Nyaman tanpa iklan. Langganan BisnisPro

Kredit Macet dan Ramalan Bisnis Pinjol di Semester II/2023

Saat bisnis pinjol meningkat, secara beriringan kredit macet dalam industri ini juga melonjak.
Ilustrasi pinjaman online./Bisnis - Alibir
Ilustrasi pinjaman online./Bisnis - Alibir

Bisnis.com, JAKARTA — Otoritas Jasa Keuangan (OJK) mencatat outstanding pinjaman oleh industri financial technology peer-to-peer (fintech P2P) lending alias pinjaman online (pinjol) melanjutkan peningkatan di awal semester II/2023. Posisinya meningkat menjadi Rp55,97 triliun pada Juli 2023. Pembiayaan tersebut merangkak naik 22,41 persen dari periode yang sama tahun sebelumnya hanya mencapai Rp45,73 triliun.

"Pertumbuhan outstanding pembiayaan di Juli 2023 meningkat menjadi 22,41 persen," kata Agusman, Kepala Eksekutif Pengawas Lembaga Pembiayaan, Perusahaan Modal Ventura, Lembaga Keuangan Mikro, dan Lembaga Jasa Keuangan Lainnya dalam paparan OJK awal pekan ini (5/9/2023)

Namun, pada saat yang sama dia mengungkap tingkat kredit macet atau tingkat wanprestasi 90 hari (TWP 90) meningkat menjadi 3,47 persen pada Juli 2023 berbanding 3,29 persen pada bulan sebelumnya.

Data Statistik P2P Lending edisi Juli 2023 yang dipublikasikan OJK pada Jumat (1/9/2023) menunjukkan kredit macet lebih dari 90 hari meningkat 59,42 persen secara tahunan (year-on-year/yoy) dari Rp1,22 triliun pada Juli 2022 menjadi Rp1,94 triliun pada periode yang sama tahun ini.

Kredit macet di atas 90 hari itu didominasi oleh kalangan perseorangan yang mencapai Rp1,51 triliun. Di mana, usia 19–34 tahun masih menempati pinjaman macet lebih dari 90 hari tertinggi yang menembus Rp782,16 miliar atau naik 2,23 persen yoy dari sebelumnya Rp765,11 miliar.

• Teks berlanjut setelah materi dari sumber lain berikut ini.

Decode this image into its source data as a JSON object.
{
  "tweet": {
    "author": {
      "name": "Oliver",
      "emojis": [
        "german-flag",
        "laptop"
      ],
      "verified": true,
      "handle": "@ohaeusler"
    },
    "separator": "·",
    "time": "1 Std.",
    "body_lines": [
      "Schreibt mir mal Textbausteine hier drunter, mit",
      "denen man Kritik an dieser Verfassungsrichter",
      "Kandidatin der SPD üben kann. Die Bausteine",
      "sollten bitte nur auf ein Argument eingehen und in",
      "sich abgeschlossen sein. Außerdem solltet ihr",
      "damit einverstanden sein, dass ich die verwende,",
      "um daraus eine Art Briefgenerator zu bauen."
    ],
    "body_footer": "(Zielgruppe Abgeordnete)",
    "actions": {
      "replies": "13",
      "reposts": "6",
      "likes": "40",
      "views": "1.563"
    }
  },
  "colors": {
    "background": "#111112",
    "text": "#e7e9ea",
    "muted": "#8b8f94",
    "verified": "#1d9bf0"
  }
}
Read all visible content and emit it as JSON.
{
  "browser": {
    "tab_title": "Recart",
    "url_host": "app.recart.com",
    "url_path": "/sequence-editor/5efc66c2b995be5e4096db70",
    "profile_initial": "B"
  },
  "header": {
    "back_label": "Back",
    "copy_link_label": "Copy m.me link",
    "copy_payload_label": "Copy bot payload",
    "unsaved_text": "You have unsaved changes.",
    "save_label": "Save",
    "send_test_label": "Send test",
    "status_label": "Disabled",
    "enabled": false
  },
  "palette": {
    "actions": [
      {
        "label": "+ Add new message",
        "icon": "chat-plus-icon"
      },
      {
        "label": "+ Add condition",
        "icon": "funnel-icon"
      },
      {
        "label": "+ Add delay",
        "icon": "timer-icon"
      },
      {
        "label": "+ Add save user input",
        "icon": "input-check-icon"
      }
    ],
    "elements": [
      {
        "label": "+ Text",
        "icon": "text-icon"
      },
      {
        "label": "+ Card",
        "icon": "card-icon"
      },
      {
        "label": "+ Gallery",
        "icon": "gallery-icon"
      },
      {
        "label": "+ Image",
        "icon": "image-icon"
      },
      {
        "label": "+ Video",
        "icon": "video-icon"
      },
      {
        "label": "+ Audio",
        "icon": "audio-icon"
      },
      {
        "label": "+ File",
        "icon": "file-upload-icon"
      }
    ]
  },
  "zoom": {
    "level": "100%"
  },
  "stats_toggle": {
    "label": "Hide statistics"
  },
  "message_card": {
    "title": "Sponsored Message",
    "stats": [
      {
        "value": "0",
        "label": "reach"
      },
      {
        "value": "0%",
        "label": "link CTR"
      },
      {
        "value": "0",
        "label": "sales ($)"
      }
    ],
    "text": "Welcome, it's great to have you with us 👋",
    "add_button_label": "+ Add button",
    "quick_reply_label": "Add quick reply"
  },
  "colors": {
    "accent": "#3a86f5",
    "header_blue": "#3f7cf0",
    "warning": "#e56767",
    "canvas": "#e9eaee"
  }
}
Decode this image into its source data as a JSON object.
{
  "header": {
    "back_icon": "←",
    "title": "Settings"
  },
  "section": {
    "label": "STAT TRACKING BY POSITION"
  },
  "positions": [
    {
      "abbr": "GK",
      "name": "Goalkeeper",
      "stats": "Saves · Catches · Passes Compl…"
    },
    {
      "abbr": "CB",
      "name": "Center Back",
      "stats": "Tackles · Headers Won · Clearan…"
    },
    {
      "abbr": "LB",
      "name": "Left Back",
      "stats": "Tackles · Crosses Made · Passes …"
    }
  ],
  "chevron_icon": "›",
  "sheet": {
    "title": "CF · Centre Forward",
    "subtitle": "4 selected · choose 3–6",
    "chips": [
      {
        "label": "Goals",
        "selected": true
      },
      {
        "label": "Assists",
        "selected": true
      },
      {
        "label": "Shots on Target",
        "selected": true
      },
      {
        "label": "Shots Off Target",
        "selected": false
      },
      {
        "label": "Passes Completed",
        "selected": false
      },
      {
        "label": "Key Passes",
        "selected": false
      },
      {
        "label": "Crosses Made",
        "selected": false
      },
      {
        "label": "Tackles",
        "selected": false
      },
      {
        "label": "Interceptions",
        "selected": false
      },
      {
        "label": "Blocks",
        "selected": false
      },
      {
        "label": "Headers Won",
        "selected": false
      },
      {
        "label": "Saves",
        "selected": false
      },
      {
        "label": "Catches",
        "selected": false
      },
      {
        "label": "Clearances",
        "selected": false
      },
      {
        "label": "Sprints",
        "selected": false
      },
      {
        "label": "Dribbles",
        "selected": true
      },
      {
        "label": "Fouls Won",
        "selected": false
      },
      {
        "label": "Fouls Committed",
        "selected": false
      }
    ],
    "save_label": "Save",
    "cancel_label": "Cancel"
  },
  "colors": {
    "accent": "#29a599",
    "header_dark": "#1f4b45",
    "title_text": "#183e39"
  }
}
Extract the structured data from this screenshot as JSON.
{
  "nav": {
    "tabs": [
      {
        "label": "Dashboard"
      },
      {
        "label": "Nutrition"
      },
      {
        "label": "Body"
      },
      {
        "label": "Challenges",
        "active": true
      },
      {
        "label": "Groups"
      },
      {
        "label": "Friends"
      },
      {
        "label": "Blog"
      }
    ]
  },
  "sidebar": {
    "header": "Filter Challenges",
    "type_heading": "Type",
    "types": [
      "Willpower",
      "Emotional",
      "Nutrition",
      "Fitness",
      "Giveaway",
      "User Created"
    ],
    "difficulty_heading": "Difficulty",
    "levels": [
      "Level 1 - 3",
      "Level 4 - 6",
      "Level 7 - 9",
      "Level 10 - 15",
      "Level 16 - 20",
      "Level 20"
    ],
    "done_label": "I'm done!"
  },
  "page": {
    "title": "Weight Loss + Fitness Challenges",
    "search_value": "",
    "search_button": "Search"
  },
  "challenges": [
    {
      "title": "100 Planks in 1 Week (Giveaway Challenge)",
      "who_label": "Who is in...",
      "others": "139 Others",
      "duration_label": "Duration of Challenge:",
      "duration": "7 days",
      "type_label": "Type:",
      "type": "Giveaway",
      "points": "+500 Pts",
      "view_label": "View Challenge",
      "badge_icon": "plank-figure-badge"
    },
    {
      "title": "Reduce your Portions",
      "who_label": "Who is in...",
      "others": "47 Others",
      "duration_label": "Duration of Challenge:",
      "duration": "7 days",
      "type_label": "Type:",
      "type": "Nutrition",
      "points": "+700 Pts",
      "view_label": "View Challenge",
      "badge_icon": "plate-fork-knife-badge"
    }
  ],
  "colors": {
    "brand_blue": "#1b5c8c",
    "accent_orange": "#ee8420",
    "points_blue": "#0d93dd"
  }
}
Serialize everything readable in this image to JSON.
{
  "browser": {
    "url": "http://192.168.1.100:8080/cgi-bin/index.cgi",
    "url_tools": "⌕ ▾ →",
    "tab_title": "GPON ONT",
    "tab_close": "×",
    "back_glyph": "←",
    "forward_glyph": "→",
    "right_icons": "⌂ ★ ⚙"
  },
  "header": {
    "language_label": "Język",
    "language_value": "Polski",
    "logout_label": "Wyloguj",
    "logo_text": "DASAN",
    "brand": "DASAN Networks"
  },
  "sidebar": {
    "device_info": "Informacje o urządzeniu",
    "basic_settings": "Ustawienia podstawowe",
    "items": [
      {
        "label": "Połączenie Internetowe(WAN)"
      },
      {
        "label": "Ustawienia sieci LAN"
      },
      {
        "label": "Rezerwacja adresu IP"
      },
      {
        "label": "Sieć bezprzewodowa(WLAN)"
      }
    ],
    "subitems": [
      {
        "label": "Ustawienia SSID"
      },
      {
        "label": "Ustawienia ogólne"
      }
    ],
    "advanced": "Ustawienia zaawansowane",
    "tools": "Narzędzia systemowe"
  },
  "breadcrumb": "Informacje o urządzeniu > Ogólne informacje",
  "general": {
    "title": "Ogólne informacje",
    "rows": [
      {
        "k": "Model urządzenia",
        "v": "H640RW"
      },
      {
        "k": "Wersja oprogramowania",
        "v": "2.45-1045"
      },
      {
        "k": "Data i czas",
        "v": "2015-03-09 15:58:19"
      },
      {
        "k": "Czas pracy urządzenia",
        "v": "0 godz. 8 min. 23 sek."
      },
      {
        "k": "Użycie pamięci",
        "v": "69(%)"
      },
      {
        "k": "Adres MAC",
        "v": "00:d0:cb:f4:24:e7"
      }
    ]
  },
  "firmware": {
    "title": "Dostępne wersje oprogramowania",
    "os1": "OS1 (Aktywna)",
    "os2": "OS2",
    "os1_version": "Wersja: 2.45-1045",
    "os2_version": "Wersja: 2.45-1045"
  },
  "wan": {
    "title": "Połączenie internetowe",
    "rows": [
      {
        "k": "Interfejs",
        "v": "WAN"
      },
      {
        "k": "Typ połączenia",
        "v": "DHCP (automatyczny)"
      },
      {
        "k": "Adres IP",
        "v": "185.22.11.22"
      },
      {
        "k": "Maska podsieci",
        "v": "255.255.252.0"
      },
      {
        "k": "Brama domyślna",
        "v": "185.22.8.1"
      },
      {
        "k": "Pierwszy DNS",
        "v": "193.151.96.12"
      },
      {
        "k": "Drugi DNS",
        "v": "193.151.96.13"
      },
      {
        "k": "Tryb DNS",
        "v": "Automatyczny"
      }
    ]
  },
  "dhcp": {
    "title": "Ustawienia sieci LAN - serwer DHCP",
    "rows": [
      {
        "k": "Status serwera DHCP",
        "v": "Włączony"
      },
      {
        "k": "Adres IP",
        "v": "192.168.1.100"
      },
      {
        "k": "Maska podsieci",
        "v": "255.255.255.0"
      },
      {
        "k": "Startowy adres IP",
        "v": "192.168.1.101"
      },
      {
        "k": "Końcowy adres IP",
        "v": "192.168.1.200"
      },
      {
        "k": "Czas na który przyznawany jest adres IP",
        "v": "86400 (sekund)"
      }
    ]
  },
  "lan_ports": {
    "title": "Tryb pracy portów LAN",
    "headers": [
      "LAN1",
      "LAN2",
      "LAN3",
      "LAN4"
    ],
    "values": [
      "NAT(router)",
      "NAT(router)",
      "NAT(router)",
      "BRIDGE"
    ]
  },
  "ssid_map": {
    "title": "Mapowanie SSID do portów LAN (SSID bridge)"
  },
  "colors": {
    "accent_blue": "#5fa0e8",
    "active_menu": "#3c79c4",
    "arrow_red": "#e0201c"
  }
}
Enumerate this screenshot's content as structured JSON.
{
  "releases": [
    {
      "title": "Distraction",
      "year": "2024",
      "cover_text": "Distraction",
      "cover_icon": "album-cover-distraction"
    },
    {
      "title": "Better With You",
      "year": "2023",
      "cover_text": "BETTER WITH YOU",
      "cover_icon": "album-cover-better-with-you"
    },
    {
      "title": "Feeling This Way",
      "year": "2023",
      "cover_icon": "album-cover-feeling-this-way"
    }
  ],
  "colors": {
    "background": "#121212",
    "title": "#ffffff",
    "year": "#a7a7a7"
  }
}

Direktur Center of Economics and Law Studies (Celios) Bhima Yudhistira Adhinegara mengatakan tren pembiayaan oleh fintech P2P lending pada semester II/2023 diramal akan masih tumbuh. Namun demikian, Bhima memproyeksikan trennya tidak setinggi seperti yang terjadi pada semester I tahun ini.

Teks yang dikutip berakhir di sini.